Pemerintahan Prabowo Subianto akan menghadapi tantangan jauh lebih berat dibandingkan dengan pemerintahan era Presiden Joko Widodo (Jokowi) sebelumnya.
Menurut Ekonom Universitas Paramadina Wijayanto Samirin, pemerintahan Prabowo akan memasuki masa yang sangat menantang dengan adanya empat potensi krisis besar yang mengancam.
“Pak Prabowo tidak beruntung seperti Pak Jokowi. Pak Jokowi menerima rangkapemerintahan dengan keuangan yang kuat, moneter yang stabil.
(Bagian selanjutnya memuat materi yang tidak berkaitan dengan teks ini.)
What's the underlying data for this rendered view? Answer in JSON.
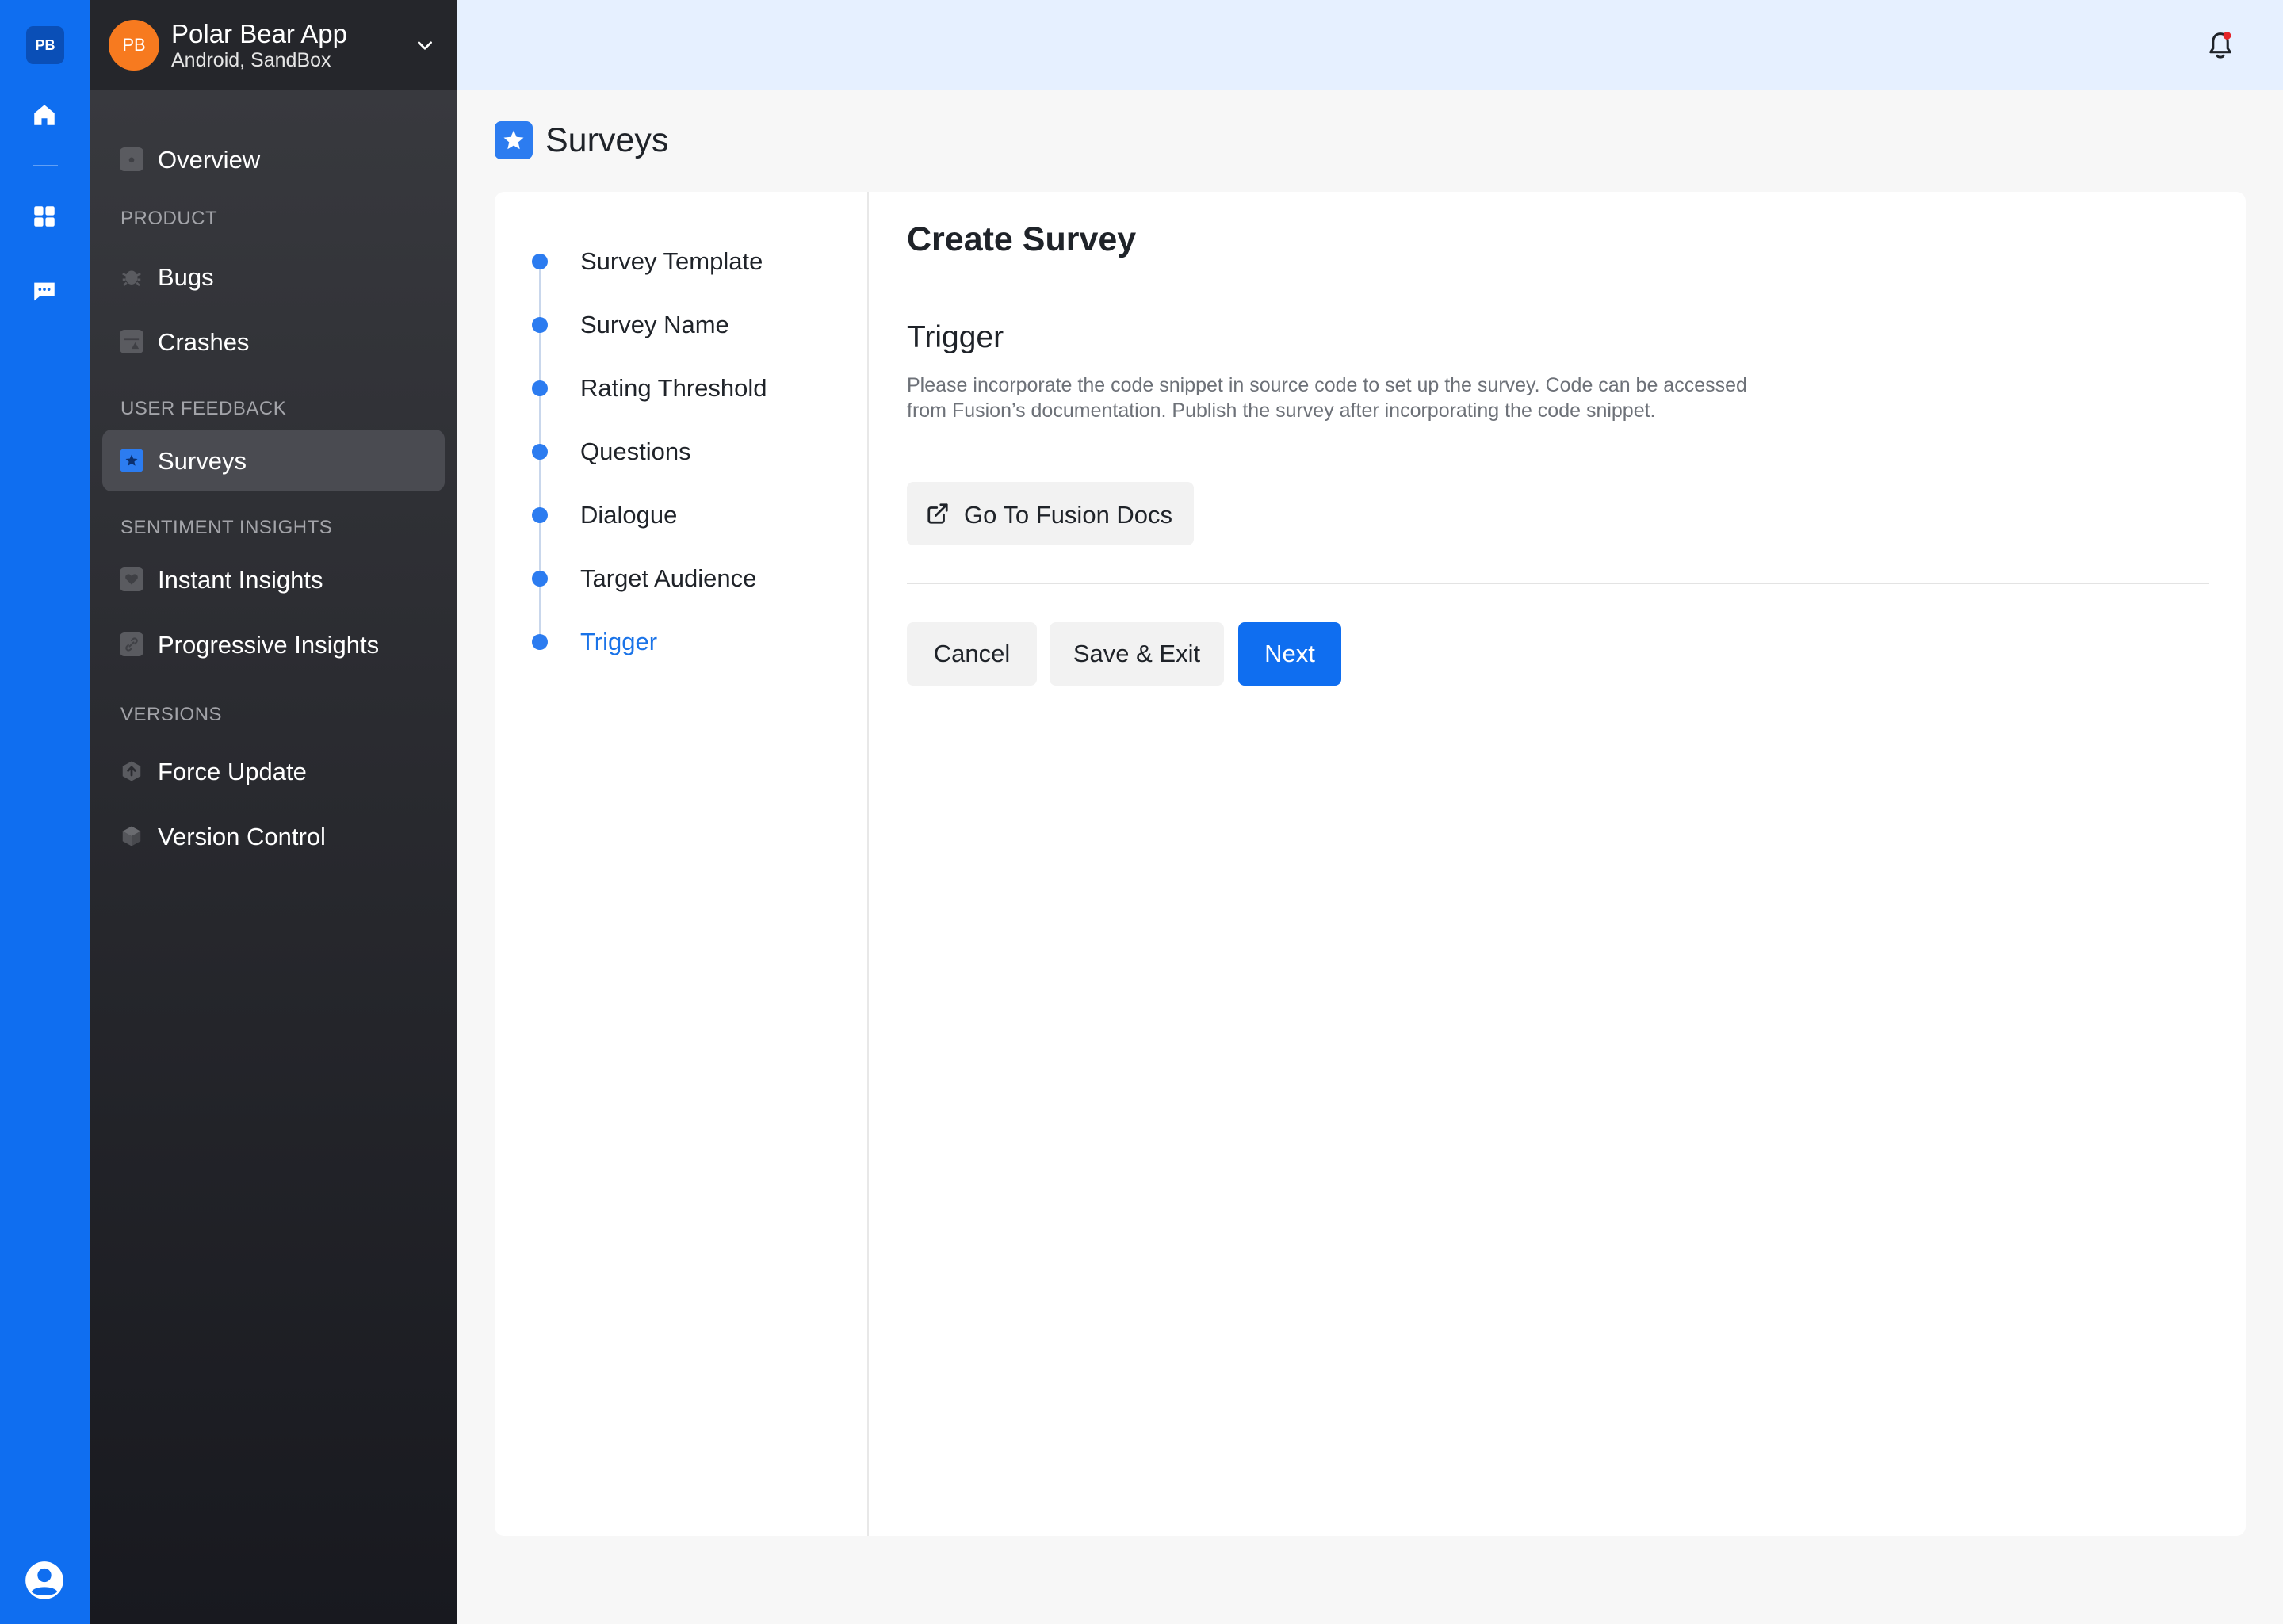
{
  "rail": {
    "logo": "PB",
    "icons": [
      "home-icon",
      "dashboard-grid-icon",
      "chat-icon",
      "user-account-icon"
    ]
  },
  "app": {
    "avatar": "PB",
    "name": "Polar Bear App",
    "subtitle": "Android, SandBox"
  },
  "sidebar": {
    "overview": "Overview",
    "sections": {
      "product": "PRODUCT",
      "user_feedback": "USER FEEDBACK",
      "sentiment_insights": "SENTIMENT INSIGHTS",
      "versions": "VERSIONS"
    },
    "items": {
      "bugs": "Bugs",
      "crashes": "Crashes",
      "surveys": "Surveys",
      "instant_insights": "Instant Insights",
      "progressive_insights": "Progressive Insights",
      "force_update": "Force Update",
      "version_control": "Version Control"
    },
    "active": "Surveys"
  },
  "page": {
    "title": "Surveys"
  },
  "steps": [
    {
      "label": "Survey Template"
    },
    {
      "label": "Survey Name"
    },
    {
      "label": "Rating Threshold"
    },
    {
      "label": "Questions"
    },
    {
      "label": "Dialogue"
    },
    {
      "label": "Target Audience"
    },
    {
      "label": "Trigger"
    }
  ],
  "current_step": "Trigger",
  "form": {
    "title": "Create Survey",
    "section_title": "Trigger",
    "description": "Please incorporate the code snippet in source code to set up the survey. Code can be accessed from Fusion’s documentation. Publish the survey after incorporating the code snippet.",
    "docs_button": "Go To Fusion Docs",
    "cancel": "Cancel",
    "save_exit": "Save & Exit",
    "next": "Next"
  },
  "colors": {
    "primary": "#0f6ef0",
    "accent_blue": "#2c7cf0",
    "avatar_orange": "#f77a1f",
    "notification_red": "#e5252a"
  }
}
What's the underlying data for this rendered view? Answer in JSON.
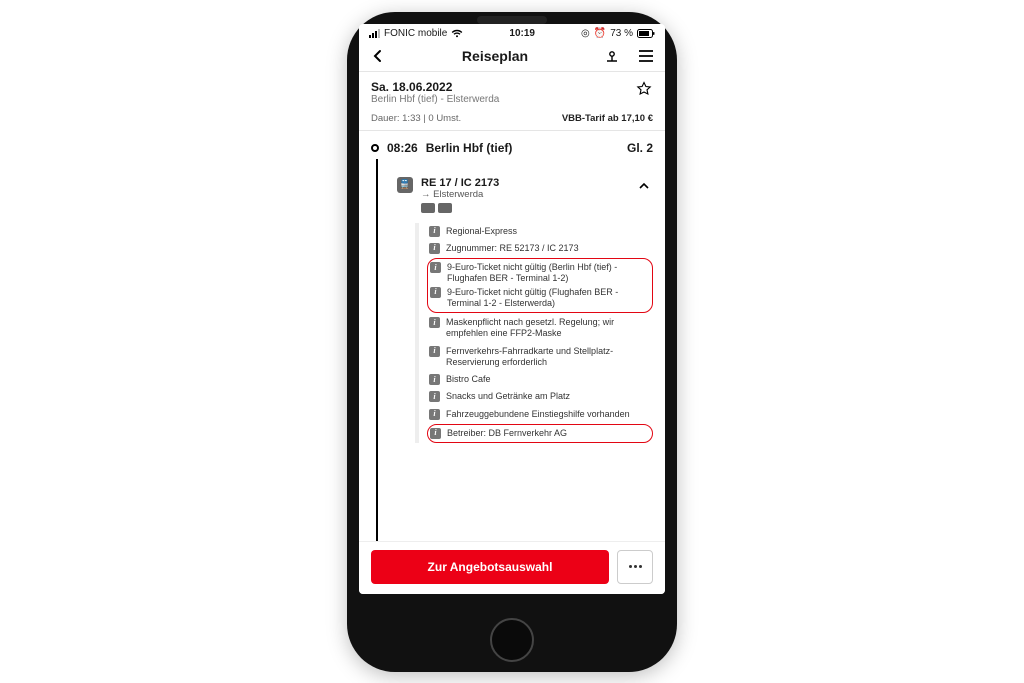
{
  "status": {
    "carrier": "FONIC mobile",
    "time": "10:19",
    "battery": "73 %"
  },
  "nav": {
    "title": "Reiseplan"
  },
  "trip": {
    "date": "Sa. 18.06.2022",
    "route": "Berlin Hbf (tief) - Elsterwerda",
    "duration": "Dauer: 1:33 | 0 Umst.",
    "price": "VBB-Tarif ab 17,10 €"
  },
  "departure": {
    "time": "08:26",
    "station": "Berlin Hbf (tief)",
    "platform": "Gl. 2"
  },
  "train": {
    "name": "RE 17 / IC 2173",
    "dest": "→ Elsterwerda"
  },
  "info": [
    "Regional-Express",
    "Zugnummer: RE 52173 / IC 2173",
    "9-Euro-Ticket nicht gültig (Berlin Hbf (tief) - Flughafen BER - Terminal 1-2)",
    "9-Euro-Ticket nicht gültig (Flughafen BER - Terminal 1-2 - Elsterwerda)",
    "Maskenpflicht nach gesetzl. Regelung; wir empfehlen eine FFP2-Maske",
    "Fernverkehrs-Fahrradkarte und Stellplatz-Reservierung erforderlich",
    "Bistro Cafe",
    "Snacks und Getränke am Platz",
    "Fahrzeuggebundene Einstiegshilfe vorhanden",
    "Betreiber: DB Fernverkehr AG"
  ],
  "cta": {
    "label": "Zur Angebotsauswahl"
  }
}
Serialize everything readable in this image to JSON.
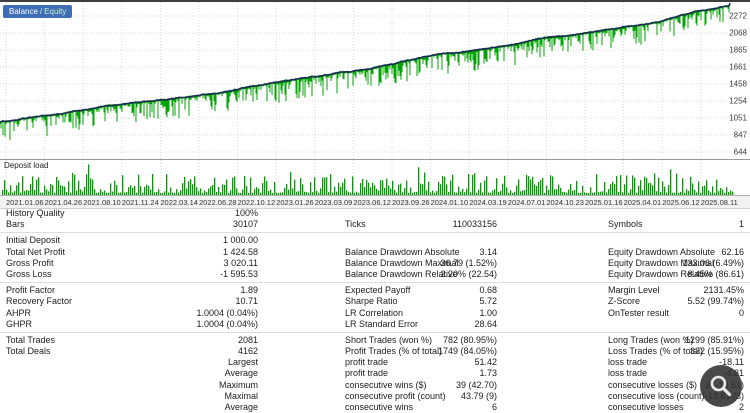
{
  "colors": {
    "legend_bg": "#3e6db5",
    "grid": "#d9d9d9",
    "axis_text": "#3c3c3c",
    "balance_line": "#1b2a55",
    "equity_line": "#00a400",
    "deposit_bar": "#009b00"
  },
  "legend": {
    "balance": "Balance",
    "separator": "/",
    "equity": "Equity"
  },
  "chart_data": {
    "type": "line",
    "title": "Balance / Equity",
    "x_ticks": [
      "2021.01.06",
      "2021.04.26",
      "2021.08.10",
      "2021.11.24",
      "2022.03.14",
      "2022.06.28",
      "2022.10.12",
      "2023.01.26",
      "2023.03.09",
      "2023.06.12",
      "2023.09.26",
      "2024.01.10",
      "2024.03.19",
      "2024.07.01",
      "2024.10.23",
      "2025.01.16",
      "2025.04.01",
      "2025.06.12",
      "2025.08.11"
    ],
    "y_ticks": [
      2272,
      2068,
      1865,
      1661,
      1458,
      1254,
      1051,
      847,
      644
    ],
    "y_range": [
      560,
      2440
    ],
    "grid": "dotted",
    "legend_position": "top-left",
    "series": [
      {
        "name": "Balance",
        "color": "#1b2a55",
        "start": 1000.0,
        "end": 2424.58,
        "shape": "smooth steadily rising line"
      },
      {
        "name": "Equity",
        "color": "#00a400",
        "start": 1000.0,
        "end": 2424.58,
        "shape": "noisy band around balance with downward spikes"
      }
    ],
    "sub_chart": {
      "name": "Deposit load",
      "type": "bar",
      "color": "#009b00",
      "description": "dense short green vertical bars along the bottom strip"
    }
  },
  "stats": {
    "rows": [
      [
        "History Quality",
        "100%",
        "",
        "",
        "",
        ""
      ],
      [
        "Bars",
        "30107",
        "Ticks",
        "110033156",
        "Symbols",
        "1"
      ],
      [
        "Initial Deposit",
        "1 000.00",
        "",
        "",
        "",
        ""
      ],
      [
        "Total Net Profit",
        "1 424.58",
        "Balance Drawdown Absolute",
        "3.14",
        "Equity Drawdown Absolute",
        "62.16"
      ],
      [
        "Gross Profit",
        "3 020.11",
        "Balance Drawdown Maximal",
        "36.79 (1.52%)",
        "Equity Drawdown Maximal",
        "133.06 (6.49%)"
      ],
      [
        "Gross Loss",
        "-1 595.53",
        "Balance Drawdown Relative",
        "2.20% (22.54)",
        "Equity Drawdown Relative",
        "8.45% (86.61)"
      ],
      [
        "Profit Factor",
        "1.89",
        "Expected Payoff",
        "0.68",
        "Margin Level",
        "2131.45%"
      ],
      [
        "Recovery Factor",
        "10.71",
        "Sharpe Ratio",
        "5.72",
        "Z-Score",
        "5.52 (99.74%)"
      ],
      [
        "AHPR",
        "1.0004 (0.04%)",
        "LR Correlation",
        "1.00",
        "OnTester result",
        "0"
      ],
      [
        "GHPR",
        "1.0004 (0.04%)",
        "LR Standard Error",
        "28.64",
        "",
        ""
      ],
      [
        "Total Trades",
        "2081",
        "Short Trades (won %)",
        "782 (80.95%)",
        "Long Trades (won %)",
        "1299 (85.91%)"
      ],
      [
        "Total Deals",
        "4162",
        "Profit Trades (% of total)",
        "1749 (84.05%)",
        "Loss Trades (% of total)",
        "332 (15.95%)"
      ],
      [
        "",
        "Largest",
        "profit trade",
        "51.42",
        "loss trade",
        "-18.11"
      ],
      [
        "",
        "Average",
        "profit trade",
        "1.73",
        "loss trade",
        "-4.81"
      ],
      [
        "",
        "Maximum",
        "consecutive wins ($)",
        "39 (42.70)",
        "consecutive losses ($)",
        "3 (-13.61)"
      ],
      [
        "",
        "Maximal",
        "consecutive profit (count)",
        "43.79 (9)",
        "consecutive loss (count)",
        "-13.61 (3)"
      ],
      [
        "",
        "Average",
        "consecutive wins",
        "6",
        "consecutive losses",
        "2"
      ]
    ],
    "separators_after": [
      1,
      5,
      9
    ]
  }
}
Nah sekarang Pak Prabowo menghadapi situasi pemerintahan yang lebih berat,” kata Wija dalam Webinar: Evaluasi Kritis 100 Hari Pemerintahan Prabowo, Rabu (22/1).
Tujuan Energi Makanan yang Dapat Ditanam (DSR) Indonesia yang mencapai sekitar 50% pada tahun 2025.
Persoalan moneter, spesifiknya mata uang rupiah melemah padahal melibatkan kejadian harga barang ekspor kokoh dan masukan dana melalui Surat Berharga Negara (SBN) dan Sekuritas Rupiah Bank Indonesia (SRI) dan tambahan faktor kenegaraan global yang makin aktif.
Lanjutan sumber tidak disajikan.